# What is the frequency response of a charge mode amplifier?

I'm having some difficulty understanding the frequency response of a charge mode amplifier, circuit shown in Figure 1 below.

                        Figure 1: Ideal charge mode amplifier circuit (1)


I believe I understand the principles behind an charge mode amplifier circuit, however I'm rather confused about the frequency response. Considering Figure 1 above, my understanding is that R1 and Cf will act as a low pass filter, where frequencies above a specific cutoff frequency (related to values of R1 and Cf) will be attenuated. However, having had a read through a Texas Instruments (TI) PDF (2) discussing this type of circuit, the frequency response doesn't appear to follow this rule (I was expecting a low pass filter response). The circuit and frequency response described by TI is shown in Figure 2 below.
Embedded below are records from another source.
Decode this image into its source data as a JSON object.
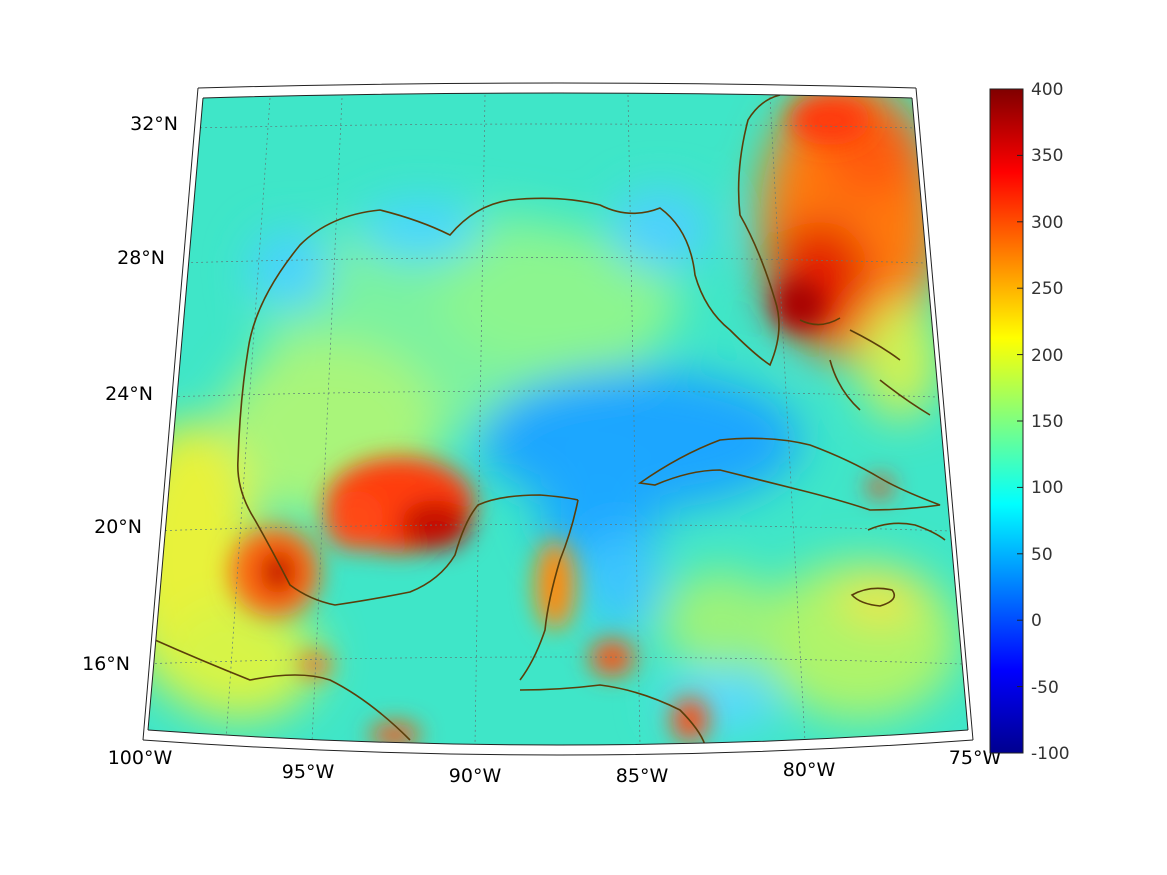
{
  "map": {
    "projection": "lambert-conic",
    "extent": {
      "lon": [
        -100,
        -75
      ],
      "lat": [
        14,
        32
      ]
    },
    "lat_tick_labels": [
      "32°N",
      "28°N",
      "24°N",
      "20°N",
      "16°N"
    ],
    "lon_tick_labels": [
      "100°W",
      "95°W",
      "90°W",
      "85°W",
      "80°W",
      "75°W"
    ],
    "grid": true,
    "coastline_color": "#5a3e0a"
  },
  "colorbar": {
    "colormap": "jet",
    "range": [
      -100,
      400
    ],
    "tick_labels": [
      "400",
      "350",
      "300",
      "250",
      "200",
      "150",
      "100",
      "50",
      "0",
      "-50",
      "-100"
    ]
  },
  "field": {
    "background_value": 120,
    "notable_regions": [
      {
        "name": "florida-straits-atlantic-high",
        "value": 330
      },
      {
        "name": "bay-of-campeche-high",
        "value": 340
      },
      {
        "name": "veracruz-coast-high",
        "value": 300
      },
      {
        "name": "yucatan-channel-low",
        "value": 60
      },
      {
        "name": "belize-coast-high",
        "value": 270
      },
      {
        "name": "honduras-coast-high",
        "value": 280
      }
    ]
  }
}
            Figure 2: Practical charge mode amplifier and frequency response (2)


I'd really appreciate if someone could help me understand this.

# References

• Those are two different circuits. The first has one pole in its transfer function, the other 2 plus a pole at $\omega=0$. First: $i_1=-i_F => \frac{V_{in}}{R_i}=-V_o.j\omega C$ so $\frac{V_o}{V_{in}}=-\frac{1}{j \omega R_i C}$: A pole at $\omega=0$. – HarryH Jun 9 '18 at 18:56

Your first circuit is an integrator. It ideally puts the pole at zero, so there's no "corner frequency" as such...it's just 20dB/decade with (ideally) infinite gain at DC.

The second schematic adds Rf, which plays against Cf to give you a low-pass pole. I think they switched the high-pass and low-pass formulae on the frequency response chart.
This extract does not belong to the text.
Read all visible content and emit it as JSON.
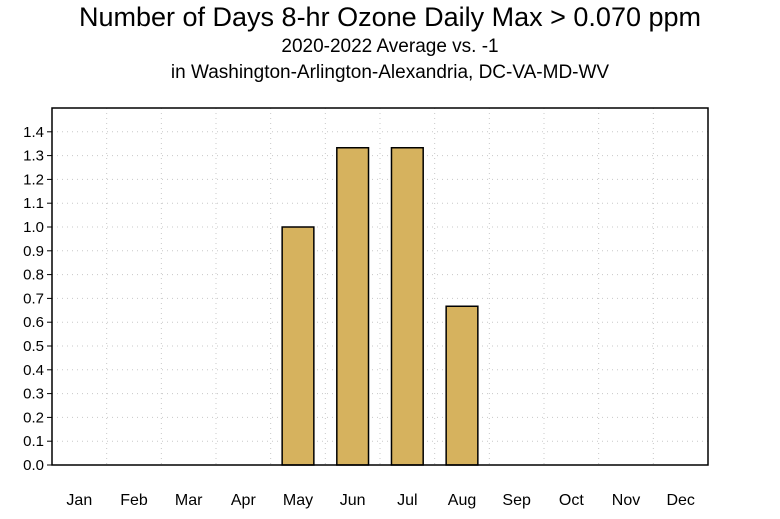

Fig.1 is a Miller integrater which integrates the input voltage.

In Fig.2 there should be no Ri.

That's the whole point in a charge amplifier, both inputs of the op amp, along with the output from the sensor, are held at Vcc/2 (virtual earth) and so the cable capacitance Cc and sensor capacitance Cp have no effect on the sensor's output signal.

When a charge amplifier is used, the output from the piezoelectric sensor is current which the charge amp integrates to produce an output voltage which is proportional to the charge generated by the sensor. It is the charge generated by the piezoelectric sensor which is proportional to the sensor's stimulating force. The integral of current is charge.
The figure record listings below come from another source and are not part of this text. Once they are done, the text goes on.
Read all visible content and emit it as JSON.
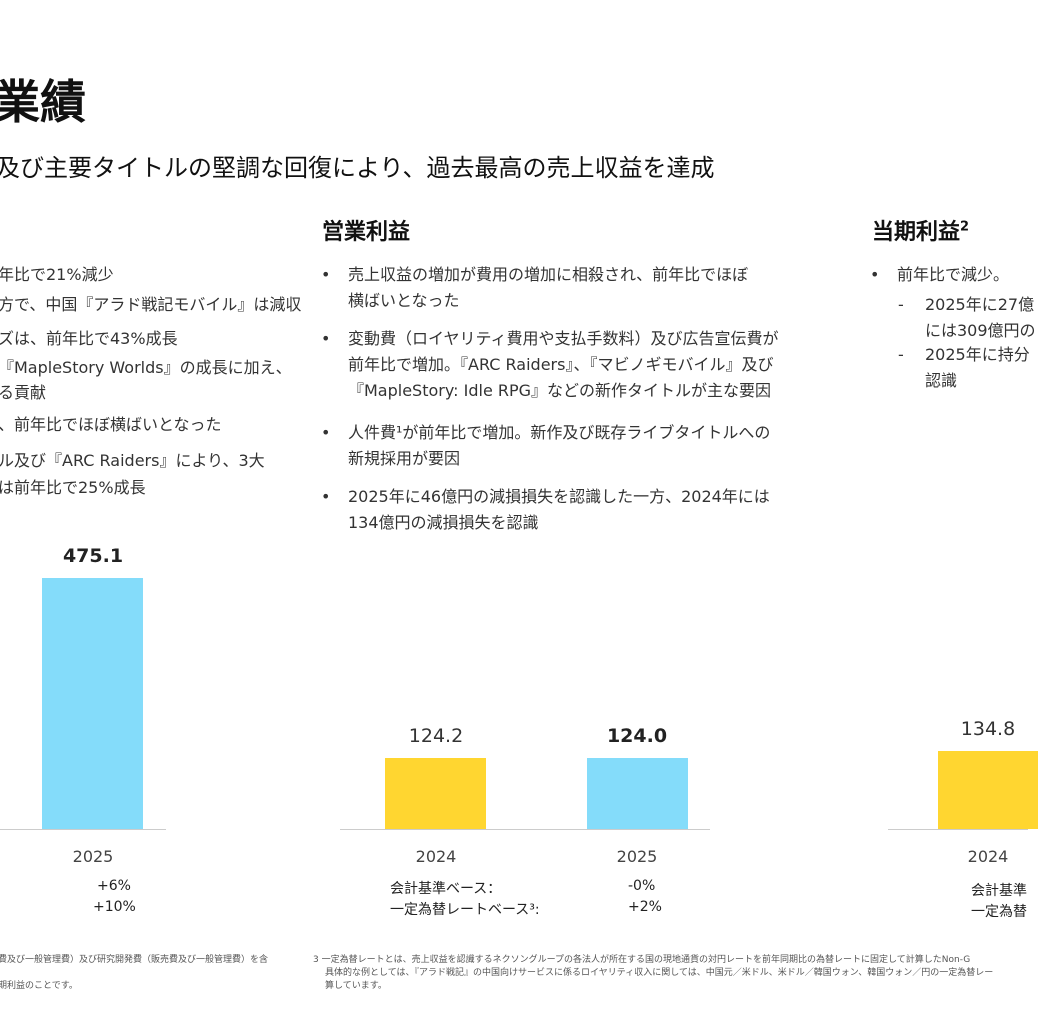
{
  "header": {
    "title": "業績",
    "subtitle": "及び主要タイトルの堅調な回復により、過去最高の売上収益を達成"
  },
  "left": {
    "lines": [
      "年比で21%減少",
      "方で、中国『アラド戦記モバイル』は減収",
      "ズは、前年比で43%成長",
      "『MapleStory Worlds』の成長に加え、",
      "る貢献",
      "、前年比でほぼ横ばいとなった",
      "ル及び『ARC Raiders』により、3大",
      "は前年比で25%成長"
    ],
    "bar_value": "475.1",
    "year": "2025",
    "stat1": "+6%",
    "stat2": "+10%"
  },
  "operating": {
    "title": "営業利益",
    "bullets": [
      [
        "売上収益の増加が費用の増加に相殺され、前年比でほぼ",
        "横ばいとなった"
      ],
      [
        "変動費（ロイヤリティ費用や支払手数料）及び広告宣伝費が",
        "前年比で増加。『ARC Raiders』、『マビノギモバイル』及び",
        "『MapleStory: Idle RPG』などの新作タイトルが主な要因"
      ],
      [
        "人件費¹が前年比で増加。新作及び既存ライブタイトルへの",
        "新規採用が要因"
      ],
      [
        "2025年に46億円の減損損失を認識した一方、2024年には",
        "134億円の減損損失を認識"
      ]
    ],
    "bars": [
      {
        "year": "2024",
        "label": "124.2",
        "value": 124.2
      },
      {
        "year": "2025",
        "label": "124.0",
        "value": 124.0
      }
    ],
    "stat_labels": [
      "会計基準ベース：",
      "一定為替レートベース³:"
    ],
    "stat_values": [
      "-0%",
      "+2%"
    ]
  },
  "net": {
    "title": "当期利益",
    "sup": "2",
    "bullet": "前年比で減少。",
    "subs": [
      [
        "2025年に27億",
        "には309億円の"
      ],
      [
        "2025年に持分",
        "認識"
      ]
    ],
    "bar_label": "134.8",
    "year": "2024",
    "stat_labels": [
      "会計基準",
      "一定為替"
    ]
  },
  "footnotes": {
    "left": [
      "費及び一般管理費）及び研究開発費（販売費及び一般管理費）を含",
      "",
      "期利益のことです。"
    ],
    "right": [
      "3 一定為替レートとは、売上収益を認識するネクソングループの各法人が所在する国の現地通貨の対円レートを前年同期比の為替レートに固定して計算したNon-G",
      "具体的な例としては、『アラド戦記』の中国向けサービスに係るロイヤリティ収入に関しては、中国元／米ドル、米ドル／韓国ウォン、韓国ウォン／円の一定為替レー",
      "算しています。"
    ]
  },
  "colors": {
    "blue_bar": "#84DCFA",
    "yellow_bar": "#FFD630",
    "bar_scale_max": 475.1
  }
}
A voltage amplifier could be used instead to amplify the voltage output from the piezo electric sensor but only if the cable between the sensor and voltage amplifier is short. This is because cable capacitance will attenuate a voltage mode signal.

The charge amplifier's integrator has the response of a single pole, active, low pass filter with a pole at:

wc = 1/(Rf*Cf).

Rf must be kept very large in value so that the integrater integrates well down to low frequencies. The integrater only integrates properly when it is on its -20dB/decade (+90 degrees) part of its response.